Furieux et doublement méfiant, Paul ne lâcha pas sa prise. Il était hors de lui. Il avait l’impression de ne plus rien contrôler.

- Il te dit la vérité Paul, je le connais. Je t’assure. Rickie est incapable de faire de mal à qui que ce soit. Paul, lâche-le s’il te plaît, lâche-le.

- Tu le connais en plus? Le relâcher ? Tu déconnes, j’espère. Mais c’est quoi cette histoire? Vous avez un sacré problème vous deux !

Soudain, la tension extrême de son corps tout entier se brisa en lui, comme si l’adrénaline s’était entièrement vidée en quelques secondes, aussi vite qu’elle était montée. Les yeux pleins de larmes, il regardait Tom s’approcher de lui doucement. A peine eut-il posé ses mains sur ses épaules qu’il se dégagea brutalement.
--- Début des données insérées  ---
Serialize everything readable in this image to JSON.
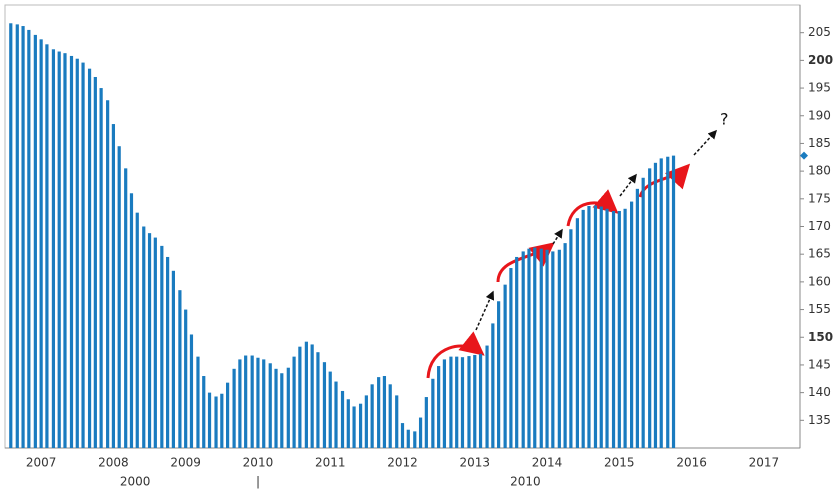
{
  "chart_data": {
    "type": "bar",
    "x": [
      2006.58,
      2006.67,
      2006.75,
      2006.83,
      2006.92,
      2007.0,
      2007.08,
      2007.17,
      2007.25,
      2007.33,
      2007.42,
      2007.5,
      2007.58,
      2007.67,
      2007.75,
      2007.83,
      2007.92,
      2008.0,
      2008.08,
      2008.17,
      2008.25,
      2008.33,
      2008.42,
      2008.5,
      2008.58,
      2008.67,
      2008.75,
      2008.83,
      2008.92,
      2009.0,
      2009.08,
      2009.17,
      2009.25,
      2009.33,
      2009.42,
      2009.5,
      2009.58,
      2009.67,
      2009.75,
      2009.83,
      2009.92,
      2010.0,
      2010.08,
      2010.17,
      2010.25,
      2010.33,
      2010.42,
      2010.5,
      2010.58,
      2010.67,
      2010.75,
      2010.83,
      2010.92,
      2011.0,
      2011.08,
      2011.17,
      2011.25,
      2011.33,
      2011.42,
      2011.5,
      2011.58,
      2011.67,
      2011.75,
      2011.83,
      2011.92,
      2012.0,
      2012.08,
      2012.17,
      2012.25,
      2012.33,
      2012.42,
      2012.5,
      2012.58,
      2012.67,
      2012.75,
      2012.83,
      2012.92,
      2013.0,
      2013.08,
      2013.17,
      2013.25,
      2013.33,
      2013.42,
      2013.5,
      2013.58,
      2013.67,
      2013.75,
      2013.83,
      2013.92,
      2014.0,
      2014.08,
      2014.17,
      2014.25,
      2014.33,
      2014.42,
      2014.5,
      2014.58,
      2014.67,
      2014.75,
      2014.83,
      2014.92,
      2015.0,
      2015.08,
      2015.17,
      2015.25,
      2015.33,
      2015.42,
      2015.5,
      2015.58,
      2015.67,
      2015.75
    ],
    "values": [
      206.7,
      206.5,
      206.2,
      205.5,
      204.6,
      203.8,
      202.9,
      202.0,
      201.6,
      201.3,
      200.8,
      200.3,
      199.6,
      198.5,
      197.0,
      195.0,
      192.8,
      188.5,
      184.5,
      180.5,
      176.0,
      172.5,
      170.0,
      168.8,
      168.0,
      166.5,
      164.5,
      162.0,
      158.5,
      155.0,
      150.5,
      146.5,
      143.0,
      140.0,
      139.3,
      139.8,
      141.8,
      144.3,
      146.0,
      146.7,
      146.7,
      146.3,
      146.0,
      145.3,
      144.3,
      143.5,
      144.5,
      146.5,
      148.3,
      149.2,
      148.7,
      147.3,
      145.5,
      143.8,
      142.0,
      140.3,
      138.8,
      137.5,
      138.0,
      139.5,
      141.5,
      142.8,
      143.0,
      141.5,
      139.5,
      134.5,
      133.3,
      133.0,
      135.5,
      139.2,
      142.5,
      144.8,
      146.0,
      146.5,
      146.5,
      146.4,
      146.6,
      146.8,
      147.0,
      148.5,
      152.5,
      156.5,
      159.5,
      162.5,
      164.5,
      165.5,
      166.0,
      166.2,
      166.0,
      165.8,
      165.5,
      165.8,
      167.0,
      169.5,
      171.5,
      173.0,
      173.7,
      173.8,
      173.6,
      173.2,
      172.8,
      172.8,
      173.2,
      174.5,
      176.8,
      178.8,
      180.5,
      181.5,
      182.3,
      182.6,
      182.8
    ],
    "color": "#1a7bbf",
    "xlim": [
      2006.5,
      2017.5
    ],
    "xticks": [
      2007,
      2008,
      2009,
      2010,
      2011,
      2012,
      2013,
      2014,
      2015,
      2016,
      2017
    ],
    "x_group_labels": [
      {
        "value": 2008.3,
        "label": "2000"
      },
      {
        "value": 2013.7,
        "label": "2010"
      }
    ],
    "ylim": [
      130,
      210
    ],
    "yticks": [
      135,
      140,
      145,
      150,
      155,
      160,
      165,
      170,
      175,
      180,
      185,
      190,
      195,
      200,
      205
    ],
    "yticks_bold": [
      150,
      200
    ],
    "annotations": [
      "?"
    ]
  }
}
- Lâche moi putain, lâche moi…, Paul se releva à bout de force.

Rickie en profita pour faire de même et essuya avec sa manche les quelques gouttes de sang qui perlaient de sa lèvre.

- Tom, faut vraiment qu’on parle tous les deux, c’est important.

Tom semblait réfléchir, indécis. Il se sentait piégé face à Paul à qui il ne pouvait rien dire. Il fallait gagner du temps. Mentir une fois de plus.

- Quand vas-tu te réveiller Rickie ? T’as pas encore compris ? Cette fois, c’est aller trop loin. T’as intérêt à régler ça.

- Je me doutais que tu allais me dire ça. C’est justement pour ça que je suis venu chez toi te parler ce soir pour essayer de te convaincre que j’ai changé. Mais je vois que je ferais mieux de m’en aller. Excuse-moi Paul de t’avoir fait peur comme ça. Tu m’as l’air d’un mec bien. Je vais tout faire pour te prouver que Tom n’a rien à voir dans cette histoire. Et que moi non plus par la même occasion. Je suis vraiment désolé.

Les deux garçons le regardèrent s’en aller.

- Je comprends rien Tom, je comprends vraiment rien de rien à vos histoires. Et d’ailleurs j’en ai rien à foutre. Je veux plus rien savoir. Lâchez-moi tous les deux. J’me casse. Et pas la peine d’essayer de me revoir Tom. Oublie moi.

Tom essaya de le retenir mais il se dégagea une nouvelle fois violemment. C’était sans appel. Il le quitta sans se retourner.

Paul s’écroula sur son lit, fou de rage, en pleurant sans pouvoir s’arrêter. A ce moment-là, il aurait eu terriblement envie d’avoir Marianne et Tristan à ses côtés pour vider son sac et tout ce torrent de sentiments contradictoires qui le consumaient. Mais que leur dire et par où commencer ? Il renonça à l’idée de les appeler et finit par s’endormir, tout habillé, à bout de force.